A judge, however, ruled the state should continue for now unless the feds notify the court that they’re taking over jurisdiction. Fulton County District Attorney Fani Willis set a deadline for noon Thursday for Meadows, Trump and allies to turn themselves in.
"While Meadows’s imminent arrest may present an actual injury, there are strong countervailing reasons to not enjoin the state criminal proceedings," the judge’s decision Wednesday said. "Thus, the Court determines that, the clear statutory language for removing a criminal prosecution, does not support an injunction or temporary stay prohibiting District Attorney Willis's enforcement or execution of the arrest warrant against Meadows."

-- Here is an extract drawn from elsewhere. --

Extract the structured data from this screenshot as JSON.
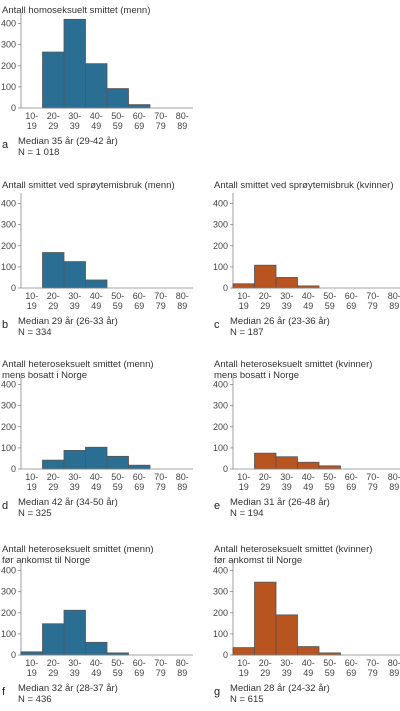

The Atlanta Journal-Constitution, meanwhile, reported that Georgia Secretary of State Brad Raffensperger was notified that he will be subpoenaed to testify during the court hearing in which Meadows will argue the Fulton County case against him be transferred to federal court. The evidentiary hearing is scheduled for Monday. Willis wants the election interference case, which had Meadows facing two charges among 41 counts, to remain in Fulton Superior Court.
Former New York City Mayor Rudy Giuliani, accused of spearheading Trump's efforts to compel state lawmakers in Georgia and other closely contested states to appoint electoral college electors favorable to Trump, turned himself in on Wednesday, and his mugshot was released.